I am encountering issues computing s-weights using extended binned models with compute_sweights()
.
The method works fine for unbinned pdfs, but when using binned pdfs, it gives a ModelNotFittedToData
error despite the binned model fitting quite well...
An example:
import numpy as np
import os
os.environ["ZFIT_DISABLE_TF_WARNINGS"] = "1"
import zfit
from hepstats.splot import compute_sweights
class FirstOrderPoly(zfit.pdf.ZPDF):
"""First order polynomial `a * x + b`"""
_PARAMS = ['a']
@zfit.supports(norm=False)
def _pdf(self, x, norm, params):
del norm
data = x[0]
a = params['a']
return 1 + a * data
def cdf_poly(limit, a):
return limit + 0.5 * a * limit ** 2
def integral_func(limits, norm, params, model):
del norm, model
a = params['a']
lower, upper = limits.v1.limits
integral = cdf_poly(upper, a) - cdf_poly(lower, a)
return integral
integral_limits = zfit.Space(axes=(0,), limits=(zfit.Space.ANY, zfit.Space.ANY))

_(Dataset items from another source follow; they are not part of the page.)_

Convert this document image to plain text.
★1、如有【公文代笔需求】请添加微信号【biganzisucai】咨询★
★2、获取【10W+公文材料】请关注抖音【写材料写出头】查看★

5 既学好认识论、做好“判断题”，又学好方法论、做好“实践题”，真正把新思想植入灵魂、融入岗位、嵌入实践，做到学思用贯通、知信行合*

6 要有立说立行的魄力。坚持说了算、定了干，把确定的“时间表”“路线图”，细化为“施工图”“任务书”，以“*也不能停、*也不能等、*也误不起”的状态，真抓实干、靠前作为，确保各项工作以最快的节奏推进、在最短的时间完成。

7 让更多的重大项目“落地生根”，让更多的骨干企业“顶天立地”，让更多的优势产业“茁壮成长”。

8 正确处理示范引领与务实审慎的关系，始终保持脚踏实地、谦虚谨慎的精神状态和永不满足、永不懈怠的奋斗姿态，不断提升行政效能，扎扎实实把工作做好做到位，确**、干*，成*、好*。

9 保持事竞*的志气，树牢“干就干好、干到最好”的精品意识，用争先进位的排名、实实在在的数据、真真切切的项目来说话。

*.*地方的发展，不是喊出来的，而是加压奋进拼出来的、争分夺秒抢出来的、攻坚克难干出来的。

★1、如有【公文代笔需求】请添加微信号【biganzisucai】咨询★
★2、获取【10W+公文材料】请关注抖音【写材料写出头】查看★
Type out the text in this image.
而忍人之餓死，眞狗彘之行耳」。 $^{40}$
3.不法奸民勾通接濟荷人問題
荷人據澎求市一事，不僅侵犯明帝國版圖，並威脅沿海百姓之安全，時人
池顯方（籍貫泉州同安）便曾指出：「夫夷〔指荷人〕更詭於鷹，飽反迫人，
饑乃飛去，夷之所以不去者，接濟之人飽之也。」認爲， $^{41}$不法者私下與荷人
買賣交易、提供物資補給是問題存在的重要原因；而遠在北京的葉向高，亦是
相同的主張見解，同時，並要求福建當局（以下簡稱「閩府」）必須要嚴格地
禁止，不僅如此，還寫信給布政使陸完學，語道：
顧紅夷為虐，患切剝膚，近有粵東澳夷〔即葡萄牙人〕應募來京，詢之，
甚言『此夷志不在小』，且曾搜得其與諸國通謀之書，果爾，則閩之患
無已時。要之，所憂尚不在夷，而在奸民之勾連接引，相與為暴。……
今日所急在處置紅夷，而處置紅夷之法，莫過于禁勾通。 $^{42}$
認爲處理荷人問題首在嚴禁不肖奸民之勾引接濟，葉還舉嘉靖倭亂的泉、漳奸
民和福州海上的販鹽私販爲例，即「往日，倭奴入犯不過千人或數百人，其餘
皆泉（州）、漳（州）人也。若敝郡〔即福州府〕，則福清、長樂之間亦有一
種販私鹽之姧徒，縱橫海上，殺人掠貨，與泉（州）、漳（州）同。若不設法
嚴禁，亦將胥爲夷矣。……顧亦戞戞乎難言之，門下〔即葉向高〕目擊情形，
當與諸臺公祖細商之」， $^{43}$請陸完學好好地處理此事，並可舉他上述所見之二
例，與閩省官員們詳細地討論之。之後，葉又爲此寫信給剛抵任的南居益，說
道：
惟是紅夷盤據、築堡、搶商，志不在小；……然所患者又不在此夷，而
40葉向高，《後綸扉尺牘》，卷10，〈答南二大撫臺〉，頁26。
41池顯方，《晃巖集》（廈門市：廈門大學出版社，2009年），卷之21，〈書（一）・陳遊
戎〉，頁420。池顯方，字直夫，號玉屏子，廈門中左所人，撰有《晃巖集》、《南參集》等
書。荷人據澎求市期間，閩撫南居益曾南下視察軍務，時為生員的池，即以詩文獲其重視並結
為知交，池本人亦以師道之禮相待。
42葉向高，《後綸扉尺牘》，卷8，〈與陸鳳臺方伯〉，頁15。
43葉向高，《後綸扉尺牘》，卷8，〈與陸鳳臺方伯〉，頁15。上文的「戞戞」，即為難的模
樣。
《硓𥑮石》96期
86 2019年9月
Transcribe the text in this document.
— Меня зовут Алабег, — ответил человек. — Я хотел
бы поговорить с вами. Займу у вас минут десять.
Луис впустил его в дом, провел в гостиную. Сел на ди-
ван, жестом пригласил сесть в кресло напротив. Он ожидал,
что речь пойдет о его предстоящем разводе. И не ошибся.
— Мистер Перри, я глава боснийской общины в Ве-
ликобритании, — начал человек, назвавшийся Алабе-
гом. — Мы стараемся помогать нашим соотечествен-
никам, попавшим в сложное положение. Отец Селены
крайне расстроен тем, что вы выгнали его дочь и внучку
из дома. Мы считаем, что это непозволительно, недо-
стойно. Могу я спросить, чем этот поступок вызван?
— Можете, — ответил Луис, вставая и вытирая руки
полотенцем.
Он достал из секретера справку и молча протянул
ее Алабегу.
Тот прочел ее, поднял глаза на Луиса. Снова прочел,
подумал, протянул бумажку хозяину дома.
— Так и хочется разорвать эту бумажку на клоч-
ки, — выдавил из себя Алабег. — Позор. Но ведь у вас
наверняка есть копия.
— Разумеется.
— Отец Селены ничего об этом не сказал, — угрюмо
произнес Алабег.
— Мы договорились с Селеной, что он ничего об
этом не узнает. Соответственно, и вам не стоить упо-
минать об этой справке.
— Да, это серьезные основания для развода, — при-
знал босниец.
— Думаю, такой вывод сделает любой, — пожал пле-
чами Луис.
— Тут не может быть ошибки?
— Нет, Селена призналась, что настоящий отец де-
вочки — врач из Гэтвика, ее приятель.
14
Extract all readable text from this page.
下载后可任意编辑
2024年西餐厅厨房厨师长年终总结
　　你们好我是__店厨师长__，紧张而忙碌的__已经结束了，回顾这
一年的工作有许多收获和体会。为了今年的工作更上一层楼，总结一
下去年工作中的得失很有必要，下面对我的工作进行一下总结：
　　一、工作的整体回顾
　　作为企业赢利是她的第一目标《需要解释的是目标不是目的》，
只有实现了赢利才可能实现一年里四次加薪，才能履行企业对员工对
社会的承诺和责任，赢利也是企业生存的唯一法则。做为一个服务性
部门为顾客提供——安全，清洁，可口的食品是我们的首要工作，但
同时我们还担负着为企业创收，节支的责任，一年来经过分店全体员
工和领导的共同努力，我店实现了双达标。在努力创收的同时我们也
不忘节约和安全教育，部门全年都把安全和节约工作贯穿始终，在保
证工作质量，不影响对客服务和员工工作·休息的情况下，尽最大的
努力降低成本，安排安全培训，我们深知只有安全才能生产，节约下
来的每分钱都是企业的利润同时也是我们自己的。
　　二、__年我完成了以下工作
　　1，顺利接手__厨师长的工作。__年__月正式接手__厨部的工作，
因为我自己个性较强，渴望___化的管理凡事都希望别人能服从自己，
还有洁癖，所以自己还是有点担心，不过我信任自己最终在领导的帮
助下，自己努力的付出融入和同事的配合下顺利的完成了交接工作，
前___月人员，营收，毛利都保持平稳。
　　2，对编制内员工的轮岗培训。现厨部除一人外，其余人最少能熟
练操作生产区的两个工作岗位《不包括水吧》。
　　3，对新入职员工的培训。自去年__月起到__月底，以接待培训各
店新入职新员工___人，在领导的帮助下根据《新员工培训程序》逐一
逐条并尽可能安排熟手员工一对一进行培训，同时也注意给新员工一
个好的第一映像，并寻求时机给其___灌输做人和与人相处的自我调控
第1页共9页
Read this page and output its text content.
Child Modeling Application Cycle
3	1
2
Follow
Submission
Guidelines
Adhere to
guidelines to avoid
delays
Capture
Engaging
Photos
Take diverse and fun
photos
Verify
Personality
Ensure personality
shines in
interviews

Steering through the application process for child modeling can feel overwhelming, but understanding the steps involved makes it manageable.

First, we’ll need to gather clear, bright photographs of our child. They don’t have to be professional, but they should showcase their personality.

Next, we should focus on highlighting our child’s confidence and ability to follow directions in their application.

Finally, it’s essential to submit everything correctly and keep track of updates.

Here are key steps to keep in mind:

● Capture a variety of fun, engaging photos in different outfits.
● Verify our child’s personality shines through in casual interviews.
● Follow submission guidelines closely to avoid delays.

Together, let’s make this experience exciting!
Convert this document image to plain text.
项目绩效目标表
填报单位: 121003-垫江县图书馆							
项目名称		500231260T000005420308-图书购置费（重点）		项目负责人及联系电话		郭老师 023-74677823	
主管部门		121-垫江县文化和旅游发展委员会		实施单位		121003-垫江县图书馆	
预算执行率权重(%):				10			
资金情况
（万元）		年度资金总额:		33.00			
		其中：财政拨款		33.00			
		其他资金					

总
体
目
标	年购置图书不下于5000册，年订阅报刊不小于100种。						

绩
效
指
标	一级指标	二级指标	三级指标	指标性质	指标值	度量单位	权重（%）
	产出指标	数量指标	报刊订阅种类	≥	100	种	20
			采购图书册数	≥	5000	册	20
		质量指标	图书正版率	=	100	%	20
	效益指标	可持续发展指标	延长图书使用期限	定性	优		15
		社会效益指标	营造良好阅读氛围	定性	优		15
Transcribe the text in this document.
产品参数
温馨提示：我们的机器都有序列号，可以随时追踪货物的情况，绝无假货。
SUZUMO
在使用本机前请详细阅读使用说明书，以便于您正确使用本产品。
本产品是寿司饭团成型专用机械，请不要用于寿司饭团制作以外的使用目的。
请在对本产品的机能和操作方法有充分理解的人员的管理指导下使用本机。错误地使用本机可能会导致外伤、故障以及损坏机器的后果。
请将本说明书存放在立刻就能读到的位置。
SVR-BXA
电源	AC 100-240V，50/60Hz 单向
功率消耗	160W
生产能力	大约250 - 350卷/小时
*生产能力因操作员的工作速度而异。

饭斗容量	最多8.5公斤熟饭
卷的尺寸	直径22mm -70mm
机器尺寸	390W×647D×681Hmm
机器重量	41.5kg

FirstOrderPoly.register_analytic_integral(func=integral_func, limits=integral_limits)
binned = True
nbkg = 20000
nsig = 45000
bounds = (1920, 2050)
np.random.seed(0)
bkg = np.random.uniform(1920, 2050, nbkg)
peak = np.random.normal(1969, 6.75, nsig)
mass = np.concatenate((bkg,peak))
sel = (mass > bounds[0]) & (mass < bounds[1])
mass = mass[sel]
sorter = np.argsort(mass)
mass = mass[sorter]
obs = zfit.Space("x", limits=bounds)
mean = zfit.Parameter("mean", 1969, 1920, 2050)
sigma = zfit.Parameter("sigma", 6.75, 0.02, 10)
bgA = zfit.Parameter("bgA", 0, -1.0, 1.0)
Nsig = zfit.Parameter("Nsig", nsig, 0.0, len(mass))
Nbkg = zfit.Parameter("Nbkg", nbkg, 0.0, len(mass))
if binned:
data = zfit.Data(data=mass, obs=obs).to_binned(100)
signal = zfit.pdf.Gauss(obs=obs, mu=mean, sigma=sigma).create_extended(Nsig).to_binned(data.space)
bg = FirstOrderPoly(obs=obs, a=bgA).create_extended(Nbkg).to_binned(data.space)
tot_model = zfit.pdf.BinnedSumPDF(pdfs=[signal, bg])
nll = zfit.loss.ExtendedBinnedNLL(model=tot_model, data=data)
else:
data = zfit.Data(data=mass, obs=obs)
signal = zfit.pdf.Gauss(obs=obs, mu=mean, sigma=sigma).create_extended(Nsig)
bg = FirstOrderPoly(obs=obs, a=bgA).create_extended(Nbkg)
tot_model = zfit.pdf.SumPDF(pdfs=[signal, bg])
nll = zfit.loss.ExtendedUnbinnedNLL(model=tot_model, data=data)
minimizer = zfit.minimize.Minuit()
result = minimizer.minimize(loss=nll)
result.hesse()
sweights = compute_sweights(tot_model, data)[Nsig]
I notice that this error is thrown in the source for compute_sweights()
dependent on the output of eval_pdf()
, which in the documentation seems to sample from the pdf as though it were unbinned - is this a bug, or is there some other way I should be defining my extended unbinned composite models to get around this?
This could very well be an implementation issue. sweights used to support only unbinned fits, as for a long time unbinned fits where the only possibility in zfit. It could very well be possible that, as binned fits became available, simply nobody thought of this option.
I would therefore suggest to head over to hepstats and report it there or better, suggest a fix. To try out what works, simply change it locally (it's probably an easy fix?) and suggest it in an issue, most likely a PR will gladly be accepted.